People working for lawmakers in Britain’s lower house of parliament face an unacceptable risk of sexual harassment, bullying and abuse, which has been hidden because staff fear reprisals, according to an official report on Thursday.
An independent inquiry, led by lawyer Gemma White, was commissioned after parliament became one of several institutions to become embroiled in a sexual harassment scandal after abuse allegations against Hollywood producer Harvey Weinstein prompted women and men to share stories about improper behaviour.
Staff in the House of Commons are subject to harassment ranging from sexual assault to sexist comments made about women in politics, the report said.
Many of the sexual advances involved attempts at kissing, breasts being grabbed, buttocks slapped and thighs being stroked, it said.

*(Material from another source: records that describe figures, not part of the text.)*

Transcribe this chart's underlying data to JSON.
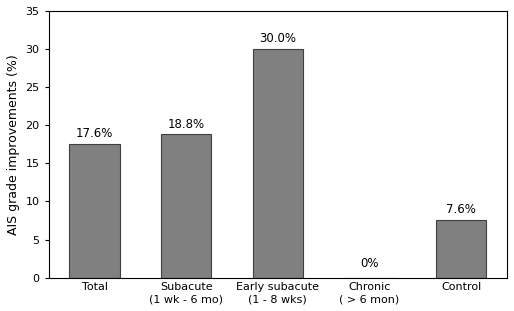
{
  "categories": [
    "Total",
    "Subacute\n(1 wk - 6 mo)",
    "Early subacute\n(1 - 8 wks)",
    "Chronic\n( > 6 mon)",
    "Control"
  ],
  "values": [
    17.6,
    18.8,
    30.0,
    0.0,
    7.6
  ],
  "labels": [
    "17.6%",
    "18.8%",
    "30.0%",
    "0%",
    "7.6%"
  ],
  "bar_color": "#808080",
  "bar_edgecolor": "#404040",
  "ylabel": "AIS grade improvements (%)",
  "ylim": [
    0,
    35
  ],
  "yticks": [
    0,
    5,
    10,
    15,
    20,
    25,
    30,
    35
  ],
  "figsize": [
    5.14,
    3.11
  ],
  "dpi": 100,
  "background_color": "#ffffff",
  "label_fontsize": 8.5,
  "tick_fontsize": 8,
  "ylabel_fontsize": 9,
  "bar_width": 0.55
}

Sexual harassment is “a problem, with staff being subject to unwanted sexual advances, often accompanied by touching, sometimes forceful,” the report said.

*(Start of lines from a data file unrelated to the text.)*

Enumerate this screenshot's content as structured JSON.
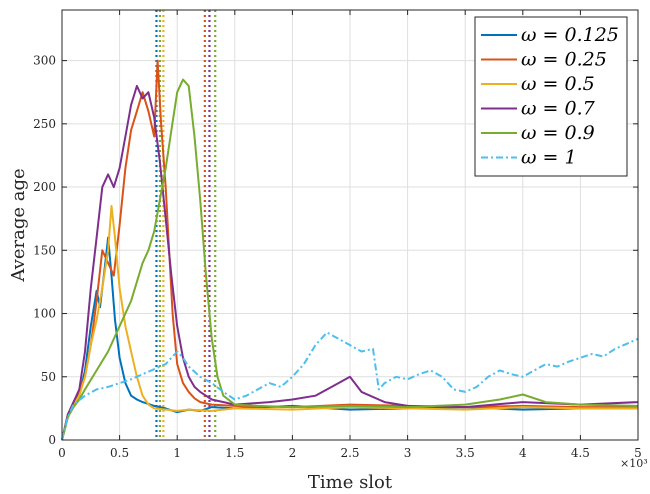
{
  "chart_data": {
    "type": "line",
    "xlabel": "Time slot",
    "ylabel": "Average age",
    "x_exponent_label": "×10³",
    "xlim": [
      0,
      5
    ],
    "ylim": [
      0,
      340
    ],
    "xticks": [
      0,
      0.5,
      1,
      1.5,
      2,
      2.5,
      3,
      3.5,
      4,
      4.5,
      5
    ],
    "xtick_labels": [
      "0",
      "0.5",
      "1",
      "1.5",
      "2",
      "2.5",
      "3",
      "3.5",
      "4",
      "4.5",
      "5"
    ],
    "yticks": [
      0,
      50,
      100,
      150,
      200,
      250,
      300
    ],
    "ytick_labels": [
      "0",
      "50",
      "100",
      "150",
      "200",
      "250",
      "300"
    ],
    "grid": true,
    "legend_position": "top-right",
    "series": [
      {
        "name": "ω = 0.125",
        "color": "#0072BD",
        "dash": "solid",
        "points": [
          [
            0,
            0
          ],
          [
            0.05,
            18
          ],
          [
            0.1,
            28
          ],
          [
            0.15,
            35
          ],
          [
            0.2,
            55
          ],
          [
            0.25,
            90
          ],
          [
            0.3,
            118
          ],
          [
            0.33,
            105
          ],
          [
            0.37,
            135
          ],
          [
            0.4,
            160
          ],
          [
            0.43,
            130
          ],
          [
            0.46,
            95
          ],
          [
            0.5,
            65
          ],
          [
            0.55,
            45
          ],
          [
            0.6,
            35
          ],
          [
            0.65,
            32
          ],
          [
            0.7,
            30
          ],
          [
            0.8,
            27
          ],
          [
            0.9,
            25
          ],
          [
            1.0,
            22
          ],
          [
            1.1,
            24
          ],
          [
            1.2,
            23
          ],
          [
            1.3,
            26
          ],
          [
            1.5,
            25
          ],
          [
            2.0,
            27
          ],
          [
            2.5,
            24
          ],
          [
            3.0,
            25
          ],
          [
            3.5,
            26
          ],
          [
            4.0,
            24
          ],
          [
            4.5,
            25
          ],
          [
            5.0,
            25
          ]
        ]
      },
      {
        "name": "ω = 0.25",
        "color": "#D95319",
        "dash": "solid",
        "points": [
          [
            0,
            0
          ],
          [
            0.05,
            20
          ],
          [
            0.1,
            30
          ],
          [
            0.15,
            38
          ],
          [
            0.2,
            50
          ],
          [
            0.25,
            75
          ],
          [
            0.3,
            110
          ],
          [
            0.35,
            150
          ],
          [
            0.4,
            140
          ],
          [
            0.45,
            130
          ],
          [
            0.5,
            170
          ],
          [
            0.55,
            215
          ],
          [
            0.6,
            245
          ],
          [
            0.65,
            260
          ],
          [
            0.7,
            275
          ],
          [
            0.75,
            260
          ],
          [
            0.8,
            240
          ],
          [
            0.83,
            300
          ],
          [
            0.86,
            250
          ],
          [
            0.9,
            200
          ],
          [
            0.93,
            150
          ],
          [
            0.96,
            100
          ],
          [
            1.0,
            60
          ],
          [
            1.05,
            45
          ],
          [
            1.1,
            38
          ],
          [
            1.15,
            33
          ],
          [
            1.2,
            30
          ],
          [
            1.3,
            28
          ],
          [
            1.5,
            27
          ],
          [
            2.0,
            26
          ],
          [
            2.5,
            28
          ],
          [
            3.0,
            27
          ],
          [
            3.5,
            26
          ],
          [
            4.0,
            27
          ],
          [
            4.5,
            26
          ],
          [
            5.0,
            26
          ]
        ]
      },
      {
        "name": "ω = 0.5",
        "color": "#EDB120",
        "dash": "solid",
        "points": [
          [
            0,
            0
          ],
          [
            0.05,
            18
          ],
          [
            0.1,
            28
          ],
          [
            0.15,
            35
          ],
          [
            0.2,
            50
          ],
          [
            0.25,
            75
          ],
          [
            0.3,
            95
          ],
          [
            0.35,
            120
          ],
          [
            0.4,
            150
          ],
          [
            0.43,
            185
          ],
          [
            0.46,
            160
          ],
          [
            0.5,
            120
          ],
          [
            0.55,
            90
          ],
          [
            0.6,
            70
          ],
          [
            0.65,
            50
          ],
          [
            0.7,
            35
          ],
          [
            0.75,
            28
          ],
          [
            0.8,
            25
          ],
          [
            0.9,
            24
          ],
          [
            1.0,
            23
          ],
          [
            1.1,
            24
          ],
          [
            1.3,
            23
          ],
          [
            1.5,
            25
          ],
          [
            2.0,
            24
          ],
          [
            2.5,
            26
          ],
          [
            3.0,
            25
          ],
          [
            3.5,
            24
          ],
          [
            4.0,
            26
          ],
          [
            4.5,
            25
          ],
          [
            5.0,
            25
          ]
        ]
      },
      {
        "name": "ω = 0.7",
        "color": "#7E2F8E",
        "dash": "solid",
        "points": [
          [
            0,
            0
          ],
          [
            0.05,
            20
          ],
          [
            0.1,
            30
          ],
          [
            0.15,
            40
          ],
          [
            0.2,
            70
          ],
          [
            0.25,
            120
          ],
          [
            0.3,
            160
          ],
          [
            0.35,
            200
          ],
          [
            0.4,
            210
          ],
          [
            0.45,
            200
          ],
          [
            0.5,
            215
          ],
          [
            0.55,
            240
          ],
          [
            0.6,
            265
          ],
          [
            0.65,
            280
          ],
          [
            0.7,
            270
          ],
          [
            0.75,
            275
          ],
          [
            0.8,
            255
          ],
          [
            0.85,
            220
          ],
          [
            0.9,
            175
          ],
          [
            0.95,
            130
          ],
          [
            1.0,
            90
          ],
          [
            1.05,
            65
          ],
          [
            1.1,
            50
          ],
          [
            1.15,
            42
          ],
          [
            1.2,
            38
          ],
          [
            1.3,
            32
          ],
          [
            1.5,
            28
          ],
          [
            1.8,
            30
          ],
          [
            2.0,
            32
          ],
          [
            2.2,
            35
          ],
          [
            2.4,
            45
          ],
          [
            2.5,
            50
          ],
          [
            2.6,
            38
          ],
          [
            2.8,
            30
          ],
          [
            3.0,
            27
          ],
          [
            3.5,
            26
          ],
          [
            4.0,
            30
          ],
          [
            4.5,
            28
          ],
          [
            5.0,
            30
          ]
        ]
      },
      {
        "name": "ω = 0.9",
        "color": "#77AC30",
        "dash": "solid",
        "points": [
          [
            0,
            0
          ],
          [
            0.05,
            18
          ],
          [
            0.1,
            26
          ],
          [
            0.15,
            32
          ],
          [
            0.2,
            40
          ],
          [
            0.3,
            55
          ],
          [
            0.4,
            70
          ],
          [
            0.5,
            90
          ],
          [
            0.6,
            110
          ],
          [
            0.7,
            140
          ],
          [
            0.75,
            150
          ],
          [
            0.8,
            165
          ],
          [
            0.85,
            190
          ],
          [
            0.9,
            215
          ],
          [
            0.95,
            245
          ],
          [
            1.0,
            275
          ],
          [
            1.05,
            285
          ],
          [
            1.1,
            280
          ],
          [
            1.15,
            240
          ],
          [
            1.2,
            190
          ],
          [
            1.25,
            130
          ],
          [
            1.3,
            80
          ],
          [
            1.35,
            50
          ],
          [
            1.4,
            35
          ],
          [
            1.5,
            28
          ],
          [
            1.7,
            27
          ],
          [
            2.0,
            26
          ],
          [
            2.5,
            27
          ],
          [
            3.0,
            26
          ],
          [
            3.5,
            28
          ],
          [
            3.8,
            32
          ],
          [
            4.0,
            36
          ],
          [
            4.2,
            30
          ],
          [
            4.5,
            28
          ],
          [
            5.0,
            27
          ]
        ]
      },
      {
        "name": "ω = 1",
        "color": "#4DBEEE",
        "dash": "dashdot",
        "points": [
          [
            0,
            0
          ],
          [
            0.05,
            18
          ],
          [
            0.1,
            28
          ],
          [
            0.2,
            35
          ],
          [
            0.3,
            40
          ],
          [
            0.4,
            42
          ],
          [
            0.5,
            45
          ],
          [
            0.6,
            48
          ],
          [
            0.7,
            52
          ],
          [
            0.8,
            56
          ],
          [
            0.9,
            60
          ],
          [
            1.0,
            70
          ],
          [
            1.05,
            65
          ],
          [
            1.1,
            58
          ],
          [
            1.2,
            50
          ],
          [
            1.3,
            45
          ],
          [
            1.4,
            38
          ],
          [
            1.5,
            32
          ],
          [
            1.6,
            35
          ],
          [
            1.7,
            40
          ],
          [
            1.8,
            45
          ],
          [
            1.9,
            42
          ],
          [
            2.0,
            50
          ],
          [
            2.1,
            60
          ],
          [
            2.2,
            75
          ],
          [
            2.3,
            85
          ],
          [
            2.4,
            80
          ],
          [
            2.5,
            75
          ],
          [
            2.6,
            70
          ],
          [
            2.7,
            72
          ],
          [
            2.75,
            40
          ],
          [
            2.8,
            45
          ],
          [
            2.9,
            50
          ],
          [
            3.0,
            48
          ],
          [
            3.1,
            52
          ],
          [
            3.2,
            55
          ],
          [
            3.3,
            50
          ],
          [
            3.4,
            40
          ],
          [
            3.5,
            38
          ],
          [
            3.6,
            42
          ],
          [
            3.7,
            50
          ],
          [
            3.8,
            55
          ],
          [
            3.9,
            52
          ],
          [
            4.0,
            50
          ],
          [
            4.1,
            55
          ],
          [
            4.2,
            60
          ],
          [
            4.3,
            58
          ],
          [
            4.4,
            62
          ],
          [
            4.5,
            65
          ],
          [
            4.6,
            68
          ],
          [
            4.7,
            66
          ],
          [
            4.8,
            72
          ],
          [
            4.9,
            76
          ],
          [
            5.0,
            80
          ]
        ]
      }
    ],
    "vertical_lines": [
      {
        "x": 0.82,
        "color": "#0072BD"
      },
      {
        "x": 0.85,
        "color": "#77AC30"
      },
      {
        "x": 0.88,
        "color": "#EDB120"
      },
      {
        "x": 1.24,
        "color": "#D95319"
      },
      {
        "x": 1.28,
        "color": "#7E2F8E"
      },
      {
        "x": 1.33,
        "color": "#77AC30"
      }
    ]
  }
}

“There is an unacceptable level of sexual “banter” and unwelcome discussion of intimate sexual details,” it added.
Complaints about mistreatment in parliament have circulated for years, in part owing to the power asymmetry between lawmakers and their young staffers.
The report, which was based on information from more than 200 people, said abuse is widespread and that workplace harassment has been accepted for too long.

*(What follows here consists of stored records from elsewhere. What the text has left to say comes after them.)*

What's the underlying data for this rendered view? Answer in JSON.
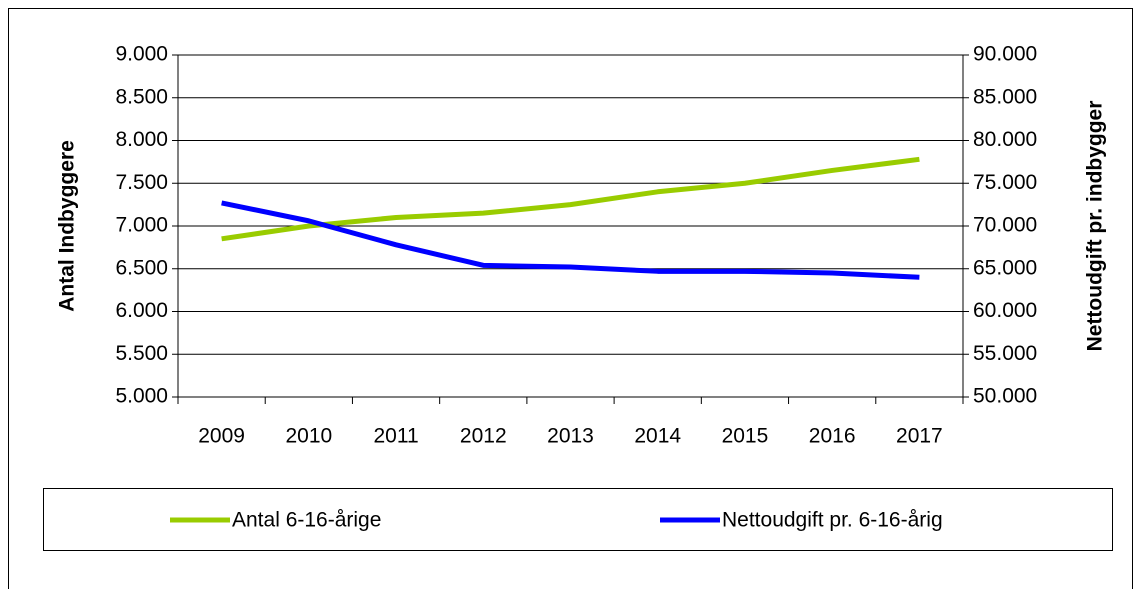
{
  "chart_data": {
    "type": "line",
    "categories": [
      "2009",
      "2010",
      "2011",
      "2012",
      "2013",
      "2014",
      "2015",
      "2016",
      "2017"
    ],
    "y_label": "Antal Indbyggere",
    "y2_label": "Nettoudgift pr. indbygger",
    "ylim": [
      5000,
      9000
    ],
    "yticks": [
      {
        "value": 5000,
        "label": "5.000"
      },
      {
        "value": 5500,
        "label": "5.500"
      },
      {
        "value": 6000,
        "label": "6.000"
      },
      {
        "value": 6500,
        "label": "6.500"
      },
      {
        "value": 7000,
        "label": "7.000"
      },
      {
        "value": 7500,
        "label": "7.500"
      },
      {
        "value": 8000,
        "label": "8.000"
      },
      {
        "value": 8500,
        "label": "8.500"
      },
      {
        "value": 9000,
        "label": "9.000"
      }
    ],
    "y2lim": [
      50000,
      90000
    ],
    "y2ticks": [
      {
        "value": 50000,
        "label": "50.000"
      },
      {
        "value": 55000,
        "label": "55.000"
      },
      {
        "value": 60000,
        "label": "60.000"
      },
      {
        "value": 65000,
        "label": "65.000"
      },
      {
        "value": 70000,
        "label": "70.000"
      },
      {
        "value": 75000,
        "label": "75.000"
      },
      {
        "value": 80000,
        "label": "80.000"
      },
      {
        "value": 85000,
        "label": "85.000"
      },
      {
        "value": 90000,
        "label": "90.000"
      }
    ],
    "grid": true,
    "legend": "bottom",
    "series": [
      {
        "name": "Antal 6-16-årige",
        "color": "#99cc00",
        "values": [
          6850,
          7000,
          7100,
          7150,
          7250,
          7400,
          7500,
          7650,
          7780
        ]
      },
      {
        "name": "Nettoudgift pr. 6-16-årig",
        "color": "#0000ff",
        "axis": "y2",
        "values": [
          72700,
          70600,
          67800,
          65400,
          65200,
          64700,
          64700,
          64500,
          64000
        ]
      }
    ]
  }
}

One member of staff described how senior lawmakers’ staff used parliament’s bars to meet young men and women “in the hopes that we will have sex with them to further our careers.”
The report said many employees are in a uniquely vulnerable position because they are directly employed and they are afraid to complain fearing it would be “career suicide.” They also often have party loyalties that make it hard to complain.
The most common form of abuse is lawmakers who “shout at, demean, belittle and humiliate their staff on a regular basis, often in public” and in some cases they even have heavy office objects thrown at them, the report said.
“The constant ‘drip, drip’, as more than one contributor put it, eats away at the employee’s self-confidence until they become anxious, exhausted and ill, incapable of performing their job,” it added.
Despite a widespread problem being identified, only 35 out of 650 lawmakers attended voluntary training to tackle workplace bullying and harassment, the report said.
A spokesperson for Prime Minister Theresa May said the findings were “appalling” and that parliamentary leadership must respond fully and promptly.